Monday, November 26, 2007

The Collapsification

I sit across from a work colleague PK, who heads the Transport Technology Division of the company in which I work. A proud, traditional, middle-aged Scouser of the Everton supporting variety, a former teacher and speaker of four European languages (five if you count Liverpudlian)

PK has in moment of great excitement (whether at or outside of the Coach and Horse) come up with his own special vocabulary geared towards describing an extreme state of affairs, an example and my favourite being the term- "Collapsification" which he uses to describe an almost total disintegration of cohesion, structure or stature, last used to describe the England performance against Croatia.

No other word better describes the recent near annihilation of the Labour Party since the ascension of Gordon Brown.

There are many theories within and outside the Labour Party as to how things have to come to the present pass. Here are a few theories:

a.

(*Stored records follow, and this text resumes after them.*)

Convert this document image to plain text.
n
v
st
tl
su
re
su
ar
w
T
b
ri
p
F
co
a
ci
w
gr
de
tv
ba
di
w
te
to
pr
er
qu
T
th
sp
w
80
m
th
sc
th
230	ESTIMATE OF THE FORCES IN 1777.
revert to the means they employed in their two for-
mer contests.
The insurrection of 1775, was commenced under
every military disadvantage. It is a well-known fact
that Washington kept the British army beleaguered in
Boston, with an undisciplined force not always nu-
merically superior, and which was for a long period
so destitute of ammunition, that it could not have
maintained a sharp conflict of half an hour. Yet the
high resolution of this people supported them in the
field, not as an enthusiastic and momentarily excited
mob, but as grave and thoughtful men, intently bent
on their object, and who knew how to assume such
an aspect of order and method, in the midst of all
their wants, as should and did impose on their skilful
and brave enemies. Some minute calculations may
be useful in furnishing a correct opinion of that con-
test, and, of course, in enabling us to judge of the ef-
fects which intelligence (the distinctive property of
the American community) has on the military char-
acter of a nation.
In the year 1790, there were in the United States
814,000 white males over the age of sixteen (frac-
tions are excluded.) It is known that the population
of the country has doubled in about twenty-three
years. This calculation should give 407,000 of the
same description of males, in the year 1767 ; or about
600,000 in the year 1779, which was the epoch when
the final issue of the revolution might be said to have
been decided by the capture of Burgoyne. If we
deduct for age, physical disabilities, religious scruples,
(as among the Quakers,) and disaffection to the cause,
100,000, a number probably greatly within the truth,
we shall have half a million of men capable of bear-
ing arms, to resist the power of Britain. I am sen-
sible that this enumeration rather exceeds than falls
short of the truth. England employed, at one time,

Upon the exit of Tony Blair, Labour has been deprived of its valuable, sleek information management machine, hence the present debacle being more a question of Info management, since there did not appear to be much worse happening than in the past (with the exception of the HMRC Disc scandal);

b. Gordon Brown’s structure is more geared towards open honest resolution of issues, hence the presentation of facts is geared more towards clarity and propriety than political info-manipulation;

c. There is a vacuum of crisis management leadership within the party; hence the seeming lack of ability to deal with the crisis of confidence within the party and the serious national image–disasters the Party seems to be stumbling into one after the other.

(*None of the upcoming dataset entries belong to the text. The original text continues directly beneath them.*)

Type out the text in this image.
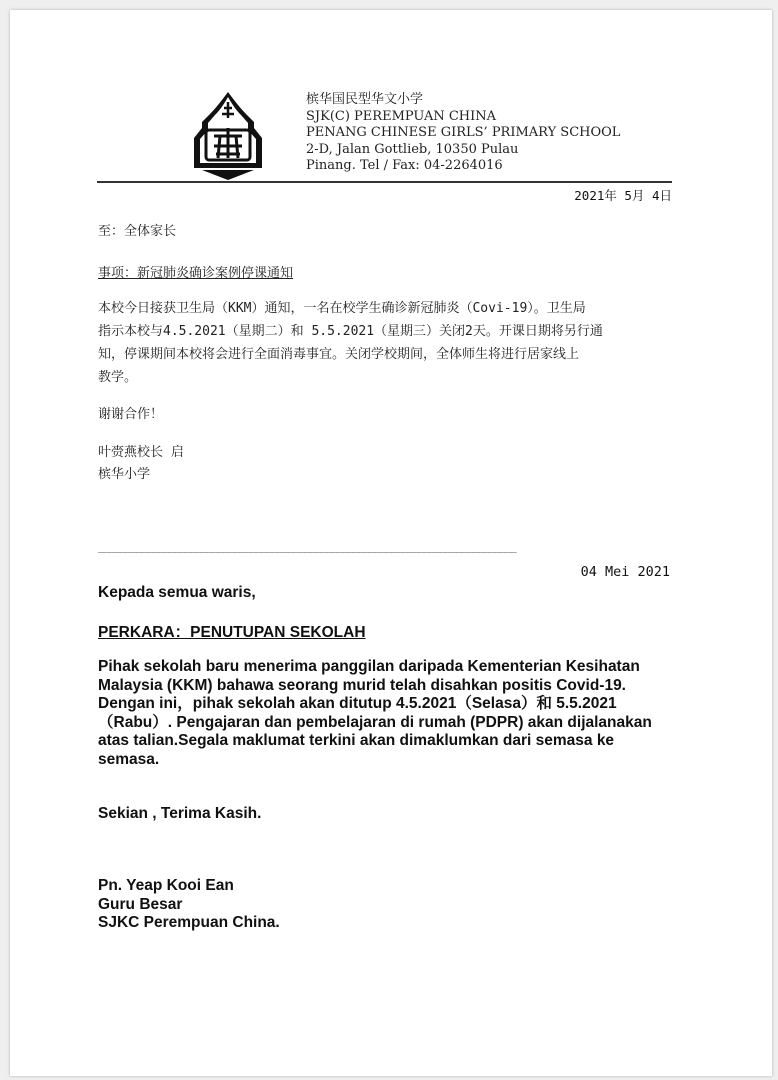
槟华国民型华文小学
SJK(C) PEREMPUAN CHINA
PENANG CHINESE GIRLS’ PRIMARY SCHOOL
2-D, Jalan Gottlieb, 10350 Pulau
Pinang. Tel / Fax: 04-2264016
2021年 5月 4日
至：全体家长
事项：新冠肺炎确诊案例停课通知
本校今日接获卫生局（KKM）通知，一名在校学生确诊新冠肺炎（Covi-19）。卫生局
指示本校与4.5.2021（星期二）和 5.5.2021（星期三）关闭2天。开课日期将另行通
知，停课期间本校将会进行全面消毒事宜。关闭学校期间，全体师生将进行居家线上
教学。
谢谢合作！
叶赍燕校长 启
槟华小学
_____________________________________________________________________________
04 Mei 2021
Kepada semua waris,
PERKARA：PENUTUPAN SEKOLAH
Pihak sekolah baru menerima panggilan daripada Kementerian Kesihatan
Malaysia (KKM) bahawa seorang murid telah disahkan positis Covid-19.
Dengan ini，pihak sekolah akan ditutup 4.5.2021（Selasa）和 5.5.2021
（Rabu）. Pengajaran dan pembelajaran di rumah (PDPR) akan dijalanakan
atas talian.Segala maklumat terkini akan dimaklumkan dari semasa ke
semasa.
Sekian , Terima Kasih.
Pn. Yeap Kooi Ean
Guru Besar
SJKC Perempuan China.
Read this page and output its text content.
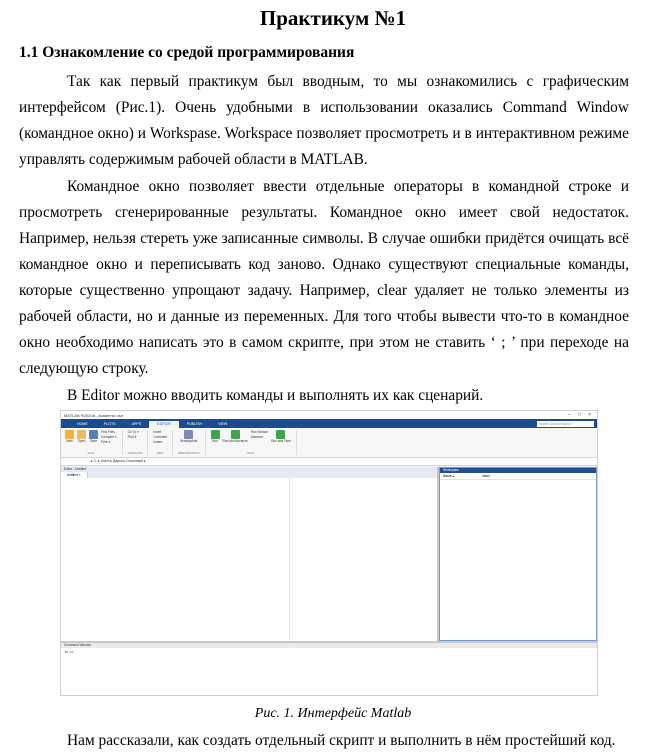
Практикум №1
1.1 Ознакомление со средой программирования

Так как первый практикум был вводным, то мы ознакомились с графическим интерфейсом (Рис.1). Очень удобными в использовании оказались Command Window (командное окно) и Workspase. Workspace позволяет просмотреть и в интерактивном режиме управлять содержимым рабочей области в MATLAB.

Командное окно позволяет ввести отдельные операторы в командной строке и просмотреть сгенерированные результаты. Командное окно имеет свой недостаток. Например, нельзя стереть уже записанные символы. В случае ошибки придётся очищать всё командное окно и переписывать код заново. Однако существуют специальные команды, которые существенно упрощают задачу. Например, clear удаляет не только элементы из рабочей области, но и данные из переменных. Для того чтобы вывести что-то в командное окно необходимо написать это в самом скрипте, при этом не ставить ‘ ; ’ при переходе на следующую строку.

В Editor можно вводить команды и выполнять их как сценарий.

MATLAB R2020a - academic use	– □ ×
HOME	PLOTS	APPS	EDITOR	PUBLISH	VIEW	Search Documentation
New Open Save
Find Files
Compare ▾
Print ▾
FILE
Go To ▾
Find ▾
NAVIGATE
Insert
Comment
Indent
EDIT
Breakpoints
BREAKPOINTS
Run Run and Advance
Run Section
Advance
Run and Time
RUN
▸ C: ▸ Users ▸ Дарья ▸ Downloads ▸
Editor - Untitled
Untitled ×
Workspace
Name ▴	Value
Command Window
fx >>
Рис. 1. Интерфейс Matlab

Нам рассказали, как создать отдельный скрипт и выполнить в нём простейший код.
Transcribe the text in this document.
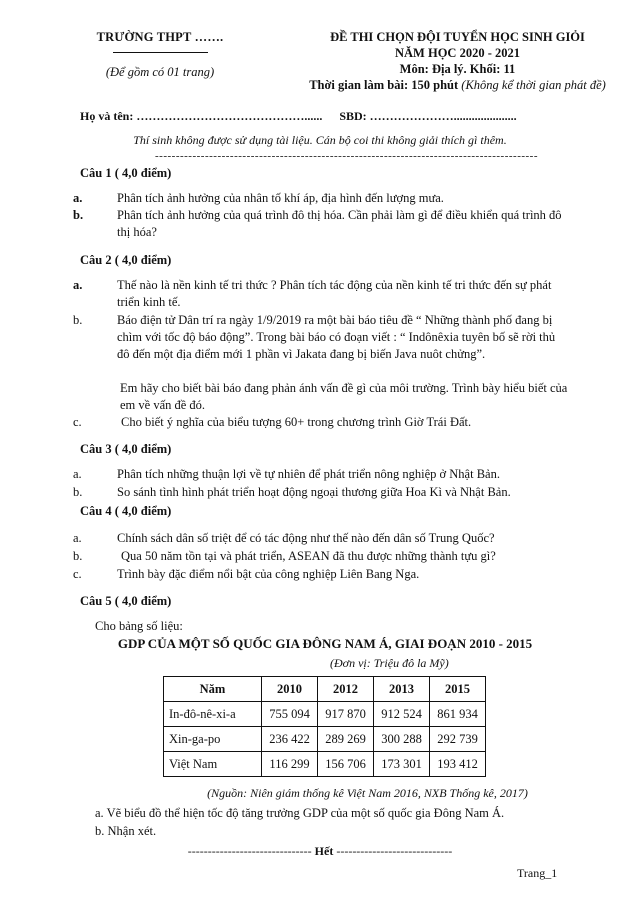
TRƯỜNG THPT …….
(Để gồm có 01 trang)
ĐỀ THI CHỌN ĐỘI TUYỂN HỌC SINH GIỎI
NĂM HỌC 2020 - 2021
Môn: Địa lý. Khối: 11
Thời gian làm bài: 150 phút (Không kể thời gian phát đề)
Họ và tên: ……………………………………...... SBD: ………………….....................
Thí sinh không được sử dụng tài liệu. Cán bộ coi thi không giải thích gì thêm.
--------------------------------------------------------------------------------------------
Câu 1 ( 4,0 điểm)
a.	Phân tích ảnh hưởng của nhân tố khí áp, địa hình đến lượng mưa.
b.	Phân tích ảnh hưởng của quá trình đô thị hóa. Cần phải làm gì để điều khiển quá trình đô thị hóa?
Câu 2 ( 4,0 điểm)
a.	Thế nào là nền kinh tế tri thức ? Phân tích tác động của nền kinh tế tri thức đến sự phát triển kinh tế.
b.	Báo điện tử Dân trí ra ngày 1/9/2019 ra một bài báo tiêu đề “ Những thành phố đang bị chìm với tốc độ báo động”. Trong bài báo có đoạn viết : “ Indônêxia tuyên bố sẽ rời thủ đô đến một địa điểm mới 1 phần vì Jakata đang bị biến Java nuôt chửng”.
Em hãy cho biết bài báo đang phản ánh vấn đề gì của môi trường. Trình bày hiểu biết của em về vấn đề đó.
c.	Cho biết ý nghĩa của biểu tượng 60+ trong chương trình Giờ Trái Đất.
Câu 3 ( 4,0 điểm)
a.	Phân tích những thuận lợi về tự nhiên để phát triển nông nghiệp ở Nhật Bản.
b.	So sánh tình hình phát triển hoạt động ngoại thương giữa Hoa Kì và Nhật Bản.
Câu 4 ( 4,0 điểm)
a.	Chính sách dân số triệt để có tác động như thế nào đến dân số Trung Quốc?
b.	Qua 50 năm tồn tại và phát triển, ASEAN đã thu được những thành tựu gì?
c.	Trình bày đặc điểm nổi bật của công nghiệp Liên Bang Nga.
Câu 5 ( 4,0 điểm)
Cho bảng số liệu:
GDP CỦA MỘT SỐ QUỐC GIA ĐÔNG NAM Á, GIAI ĐOẠN 2010 - 2015
(Đơn vị: Triệu đô la Mỹ)
Năm	2010	2012	2013	2015
In-đô-nê-xi-a	755 094	917 870	912 524	861 934
Xin-ga-po	236 422	289 269	300 288	292 739
Việt Nam	116 299	156 706	173 301	193 412
(Nguồn: Niên giám thống kê Việt Nam 2016, NXB Thống kê, 2017)
a. Vẽ biểu đồ thể hiện tốc độ tăng trưởng GDP của một số quốc gia Đông Nam Á.
b. Nhận xét.
------------------------------- Hết -----------------------------
Trang_1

d. A genuine and serious lack of direction, initiative and vision within the party leadership, engendered by dictatorial control by Gordon Brown of practically all decision-making vehicles.

My sincere view is that there is a little of all of the above, which is probably Karma for Labour, which has itself to blame for throwing away the goodwill it enjoyed from the British people. There is no doubt that a lot of the difficulties faced by Labour were inherited from Tony Blair, however that is purely academic, leadership involves taking responsibility for stewardship a choice which was palpably clear to Gordon, who actively sought the position.

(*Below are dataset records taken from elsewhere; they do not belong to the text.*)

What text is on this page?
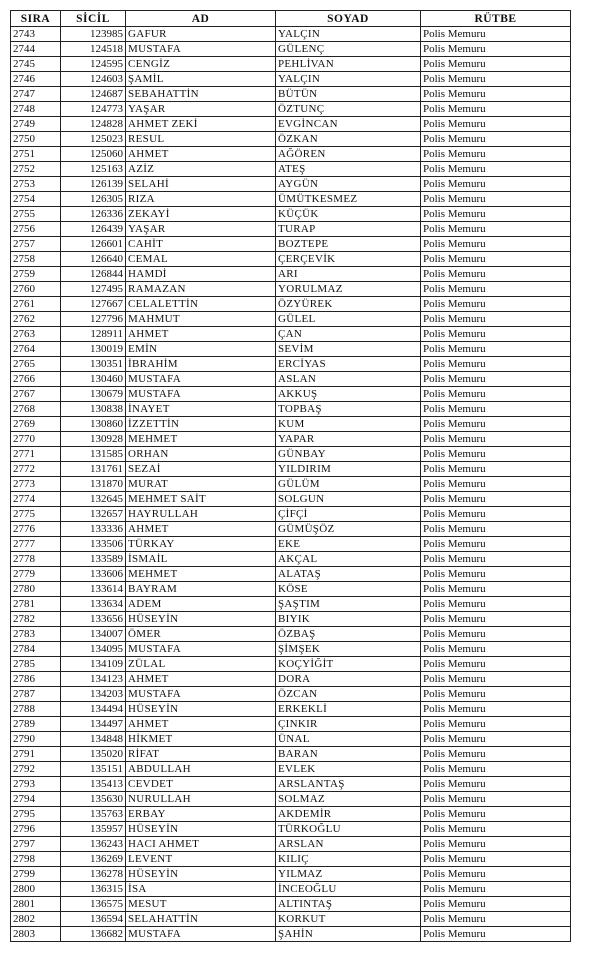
SIRA	SİCİL	AD	SOYAD	RÜTBE
2743	123985	GAFUR	YALÇIN	Polis Memuru
2744	124518	MUSTAFA	GÜLENÇ	Polis Memuru
2745	124595	CENGİZ	PEHLİVAN	Polis Memuru
2746	124603	ŞAMİL	YALÇIN	Polis Memuru
2747	124687	SEBAHATTİN	BÜTÜN	Polis Memuru
2748	124773	YAŞAR	ÖZTUNÇ	Polis Memuru
2749	124828	AHMET ZEKİ	EVGİNCAN	Polis Memuru
2750	125023	RESUL	ÖZKAN	Polis Memuru
2751	125060	AHMET	AĞÖREN	Polis Memuru
2752	125163	AZİZ	ATEŞ	Polis Memuru
2753	126139	SELAHİ	AYGÜN	Polis Memuru
2754	126305	RIZA	ÜMÜTKESMEZ	Polis Memuru
2755	126336	ZEKAYİ	KÜÇÜK	Polis Memuru
2756	126439	YAŞAR	TURAP	Polis Memuru
2757	126601	CAHİT	BOZTEPE	Polis Memuru
2758	126640	CEMAL	ÇERÇEVİK	Polis Memuru
2759	126844	HAMDİ	ARI	Polis Memuru
2760	127495	RAMAZAN	YORULMAZ	Polis Memuru
2761	127667	CELALETTİN	ÖZYÜREK	Polis Memuru
2762	127796	MAHMUT	GÜLEL	Polis Memuru
2763	128911	AHMET	ÇAN	Polis Memuru
2764	130019	EMİN	SEVİM	Polis Memuru
2765	130351	İBRAHİM	ERCİYAS	Polis Memuru
2766	130460	MUSTAFA	ASLAN	Polis Memuru
2767	130679	MUSTAFA	AKKUŞ	Polis Memuru
2768	130838	İNAYET	TOPBAŞ	Polis Memuru
2769	130860	İZZETTİN	KUM	Polis Memuru
2770	130928	MEHMET	YAPAR	Polis Memuru
2771	131585	ORHAN	GÜNBAY	Polis Memuru
2772	131761	SEZAİ	YILDIRIM	Polis Memuru
2773	131870	MURAT	GÜLÜM	Polis Memuru
2774	132645	MEHMET SAİT	SOLGUN	Polis Memuru
2775	132657	HAYRULLAH	ÇİFÇİ	Polis Memuru
2776	133336	AHMET	GÜMÜŞÖZ	Polis Memuru
2777	133506	TÜRKAY	EKE	Polis Memuru
2778	133589	İSMAİL	AKÇAL	Polis Memuru
2779	133606	MEHMET	ALATAŞ	Polis Memuru
2780	133614	BAYRAM	KÖSE	Polis Memuru
2781	133634	ADEM	ŞAŞTIM	Polis Memuru
2782	133656	HÜSEYİN	BIYIK	Polis Memuru
2783	134007	ÖMER	ÖZBAŞ	Polis Memuru
2784	134095	MUSTAFA	ŞİMŞEK	Polis Memuru
2785	134109	ZÜLAL	KOÇYİĞİT	Polis Memuru
2786	134123	AHMET	DORA	Polis Memuru
2787	134203	MUSTAFA	ÖZCAN	Polis Memuru
2788	134494	HÜSEYİN	ERKEKLİ	Polis Memuru
2789	134497	AHMET	ÇINKIR	Polis Memuru
2790	134848	HİKMET	ÜNAL	Polis Memuru
2791	135020	RİFAT	BARAN	Polis Memuru
2792	135151	ABDULLAH	EVLEK	Polis Memuru
2793	135413	CEVDET	ARSLANTAŞ	Polis Memuru
2794	135630	NURULLAH	SOLMAZ	Polis Memuru
2795	135763	ERBAY	AKDEMİR	Polis Memuru
2796	135957	HÜSEYİN	TÜRKOĞLU	Polis Memuru
2797	136243	HACI AHMET	ARSLAN	Polis Memuru
2798	136269	LEVENT	KILIÇ	Polis Memuru
2799	136278	HÜSEYİN	YILMAZ	Polis Memuru
2800	136315	İSA	İNCEOĞLU	Polis Memuru
2801	136575	MESUT	ALTINTAŞ	Polis Memuru
2802	136594	SELAHATTİN	KORKUT	Polis Memuru
2803	136682	MUSTAFA	ŞAHİN	Polis Memuru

The sad thing is that Britain is on the road to returning the Tories back into Government, for this the Tories should not be commended but Labour should take responsibility- rather sadly in my view- for having betrayed the hopes of the country.

Cameron says call me Dave, well perhaps we'd better call him Sir or Prime Minister.
Ps/ Just gotten details on the David Abrahams donation disaster, goodness, even Frank Spencer couldn't possibly manage Labour's recent propensity for self-destruction!!